- Springwood Location within the Commonwealth of Virginia Springwood Springwood (the United States)
- Coordinates: 37°32′56″N 79°44′41″W﻿ / ﻿37.54889°N 79.74472°W
- Country: United States
- State: Virginia
- County: Botetourt
- Time zone: UTC−5 (Eastern (EST))
- • Summer (DST): UTC−4 (EDT)

= Springwood, Virginia =

Unincorporated community in Virginia, United States

Springwood is an unincorporated community in Botetourt County, Virginia, United States. Located in the northern part of the Roanoke Valley and at the southern tip of the Shenandoah Valley, Springwood is part of the Roanoke Metropolitan Area and sits along the banks of the James River.

==Geography and History==
Springwood is located in the Northern half of Botetourt County, about halfway between Buchanan and Fincastle. It is primarily rural, with Springwood road serving as the main thoroughfare. The community is defined by the surrounding Blue Ridge Mountains and the presence of the James River that flows near the historic center of town.

It was called Hickory, or Jackson, before it was renamed to Springwood. Lifelong resident Lynwood Hayth was quoted by the Roanoke Times in 1978, saying: “The place was called Old Hickory then, and it was also known as Jackson, in honor of Andrew Jackson. But they changed the name to Springwood because in those days they did a lot of tomato canning in this country, and one time later the railroad took the cans to Jackson, KY, by mistake.”

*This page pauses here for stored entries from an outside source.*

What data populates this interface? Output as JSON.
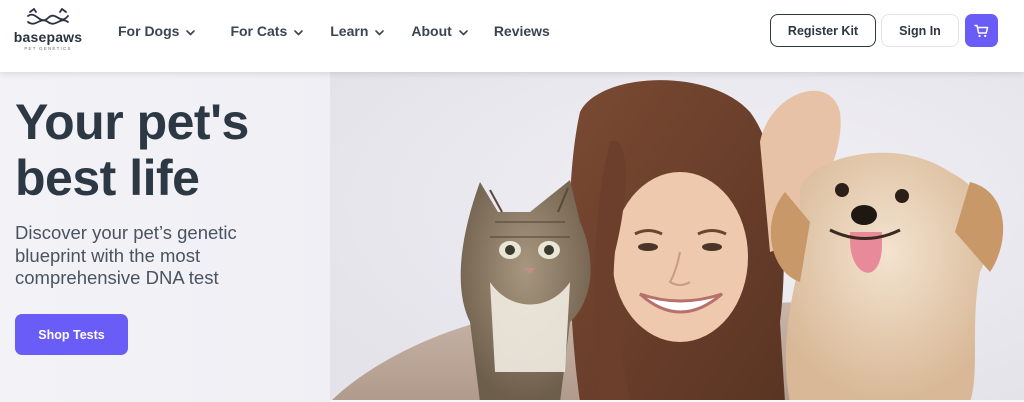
{
  "brand": {
    "name": "basepaws",
    "tagline": "PET GENETICS",
    "accent_color": "#6a5cf6",
    "text_color": "#2c3944"
  },
  "nav": {
    "items": [
      {
        "label": "For Dogs",
        "has_dropdown": true
      },
      {
        "label": "For Cats",
        "has_dropdown": true
      },
      {
        "label": "Learn",
        "has_dropdown": true
      },
      {
        "label": "About",
        "has_dropdown": true
      },
      {
        "label": "Reviews",
        "has_dropdown": false
      }
    ]
  },
  "header_actions": {
    "register_label": "Register Kit",
    "signin_label": "Sign In",
    "cart_icon": "cart-icon"
  },
  "hero": {
    "title": "Your pet's best life",
    "subtitle": "Discover your pet’s genetic blueprint with the most comprehensive DNA test",
    "cta_label": "Shop Tests",
    "image_subject": "woman-with-cat-and-dog"
  }
}
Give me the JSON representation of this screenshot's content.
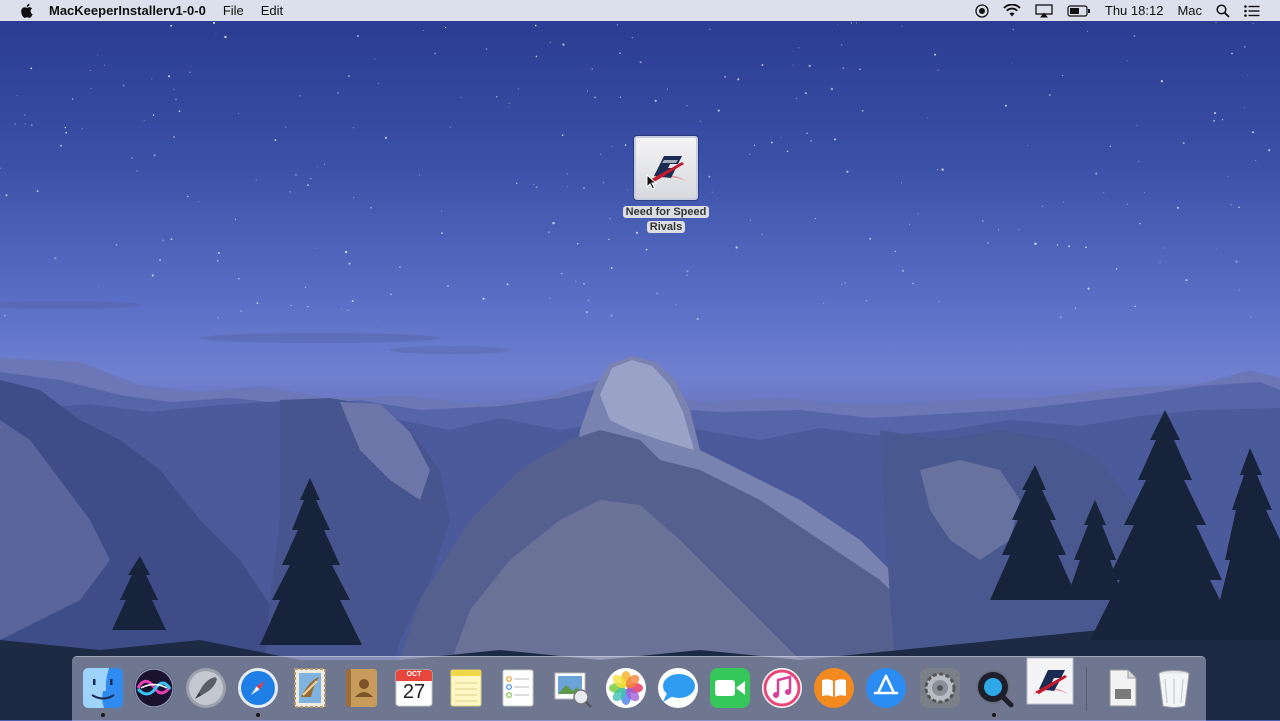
{
  "menubar": {
    "apple_icon": "apple-logo-icon",
    "app_name": "MacKeeperInstallerv1-0-0",
    "menus": [
      "File",
      "Edit"
    ],
    "status": {
      "record_icon": "record-icon",
      "wifi_icon": "wifi-icon",
      "airplay_icon": "airplay-icon",
      "battery_icon": "battery-icon",
      "clock": "Thu 18:12",
      "user": "Mac",
      "spotlight_icon": "spotlight-search-icon",
      "notification_icon": "notification-center-icon"
    }
  },
  "desktop": {
    "icon": {
      "label_line1": "Need for Speed",
      "label_line2": "Rivals",
      "icon_name": "need-for-speed-app-icon"
    }
  },
  "dock": {
    "apps": [
      {
        "name": "Finder",
        "icon": "finder-icon",
        "running": true
      },
      {
        "name": "Siri",
        "icon": "siri-icon",
        "running": false
      },
      {
        "name": "Launchpad",
        "icon": "launchpad-rocket-icon",
        "running": false
      },
      {
        "name": "Safari",
        "icon": "safari-compass-icon",
        "running": true
      },
      {
        "name": "Mail",
        "icon": "mail-stamp-icon",
        "running": false
      },
      {
        "name": "Contacts",
        "icon": "contacts-book-icon",
        "running": false
      },
      {
        "name": "Calendar",
        "icon": "calendar-icon",
        "running": false,
        "month": "OCT",
        "day": "27"
      },
      {
        "name": "Notes",
        "icon": "notes-icon",
        "running": false
      },
      {
        "name": "Reminders",
        "icon": "reminders-icon",
        "running": false
      },
      {
        "name": "Preview",
        "icon": "preview-icon",
        "running": false
      },
      {
        "name": "Photos",
        "icon": "photos-icon",
        "running": false
      },
      {
        "name": "Messages",
        "icon": "messages-icon",
        "running": false
      },
      {
        "name": "FaceTime",
        "icon": "facetime-icon",
        "running": false
      },
      {
        "name": "iTunes",
        "icon": "itunes-icon",
        "running": false
      },
      {
        "name": "iBooks",
        "icon": "ibooks-icon",
        "running": false
      },
      {
        "name": "App Store",
        "icon": "app-store-icon",
        "running": false
      },
      {
        "name": "System Preferences",
        "icon": "system-preferences-gear-icon",
        "running": false
      },
      {
        "name": "QuickTime Player",
        "icon": "quicktime-icon",
        "running": true
      },
      {
        "name": "Need for Speed Rivals",
        "icon": "need-for-speed-app-icon",
        "running": false
      }
    ],
    "others": [
      {
        "name": "Downloads",
        "icon": "downloads-file-icon"
      },
      {
        "name": "Trash",
        "icon": "trash-icon"
      }
    ]
  }
}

Springwood formerly hosted a post office and a small downtown area that straddled Springwood Road, though all that remains are a few churches and the Odd Fellows Lodge. There is also a small airport and glider strip located on a hill overlooking the James River that regularly has small local flights. Springwood is best known, however, for its prominence in watersports. Given the community's location on the banks of the James River, it is a popular spot for fishing, canoeing, and kayaking, with a canoeing/kayaking route connecting Springwood with neighboring Arcadia and Buchanan. The Springwood area is also a popular deer and turkey hunting spot in the Roanoke Valley given its abundance of fields, farm lands, and woods.

==Education==
Springwood is served by Botetourt County Public Schools. Most notably, it is the location of James River High School, which has a Buchanan mailing address due to Springwood's lack of a post office. Students living in Springwood will attend either Breckinridge Elementary School in Fincastle or Buchanan Elementary School in Buchanan, and Central Academy Middle School (also in Fincastle) before attending James River.